Changing the Game: In the mid-1990s, some video game developers starts to include easy to use level editors in their games. These tools users to make changes within the game environment. But the days have changed, the game has changed.

AEC professionals now concentrating on video game domain

Today, contrary, almost all games are built upon game engines — whole packages of foundational code that provide the underlying framework of a game's mechanics and produce everything from its animation to its sound. Two of the renounced game engines that also have applicability in the architectural kingdom are Unity 3D and Unreal Engine. These programs have graphic interfaces, so designers can build games without being masters of coding, making the creation process easy to get to to more people.

Game engines have met with another developing technology: building information modeling (BIM). Developers are at present experimenting with uniting the 3D models produced via BIM software with the more immersive, practical environments that have so far been limited to the biggest-budget video games. The result is a imitation of the built environment that brings a new level of realism and engagement to designs, enabling architects, designers, and clients to see them in a completely new way.

Making the Virtual Seem Real: Rapid hardware development is taking place side by side with these software advances. State-of-the-art VR visualization technology consists of stereoscopic headgear or goggles that make wearers feel as if they are actually inside a particular 3D space.

The Oculus Rift is currently the leading product in immersive, wearable VR devices. Released to developers in early 2014 by Oculus VR, sales of the Rift developer kits quickly climbed into the tens of thousands and in March, Facebook CEO Mark Zuckerberg purchased Oculus VR for $2 billion.

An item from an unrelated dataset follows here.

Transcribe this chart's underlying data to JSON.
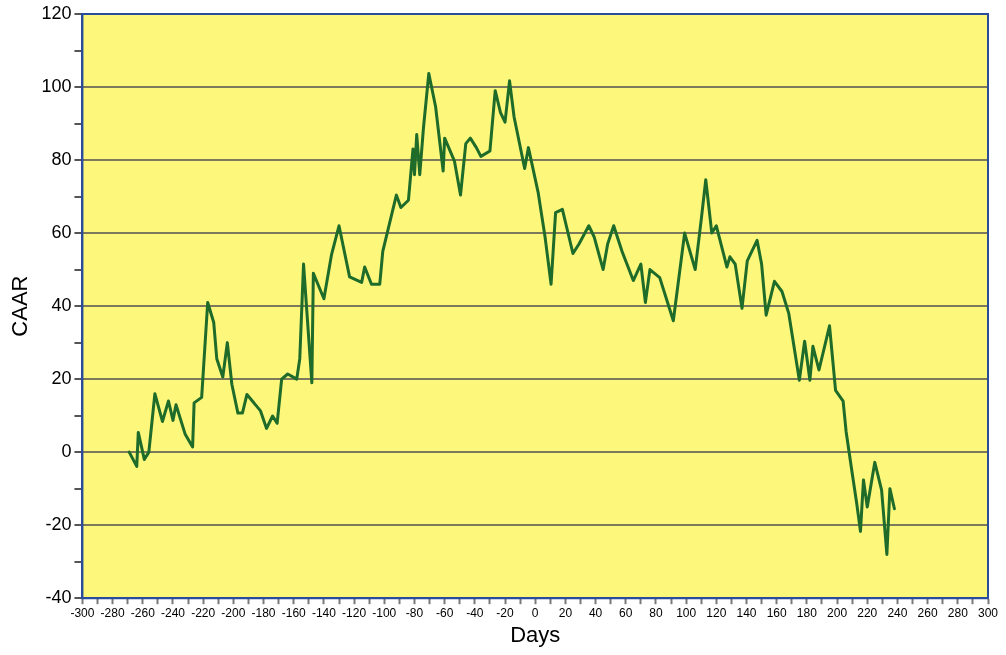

Coming to an Office Near You?

Right now, the use of gaming technologies in the construction industry is mostly limited to personalized product demonstrations, but gaming applications are developing rapidly, said Harkins. At Peddle Thorp, de Plater uses immersive rendering as a design tool, moving BIM models from Autodesk Revit into the Unity 3D game engine so that those models might be experienced in a more realistic way.

Time and the Building Model: Immersive rendered environments are capable of doing more than accurately depicting designed structures and spaces and providing realistic walkthrough experiences. They can also facilitate real-time information exchange, providing benefits throughout a building's lifecycle. For example, with integrated sensor feedback, the model of an office building could show facility managers temperature data in context with desk occupancy and even relocation options.

The Next Level: Harkins predicts that related technologies will continue to merge with VR to create even more useful tools in the not-so-distant future. Consider motion-sensing hardware — the kind that has become familiar in game technologies such as the Microsoft Xbox Kinect, which allows players to control games via their voices and body movements instead of handheld controllers.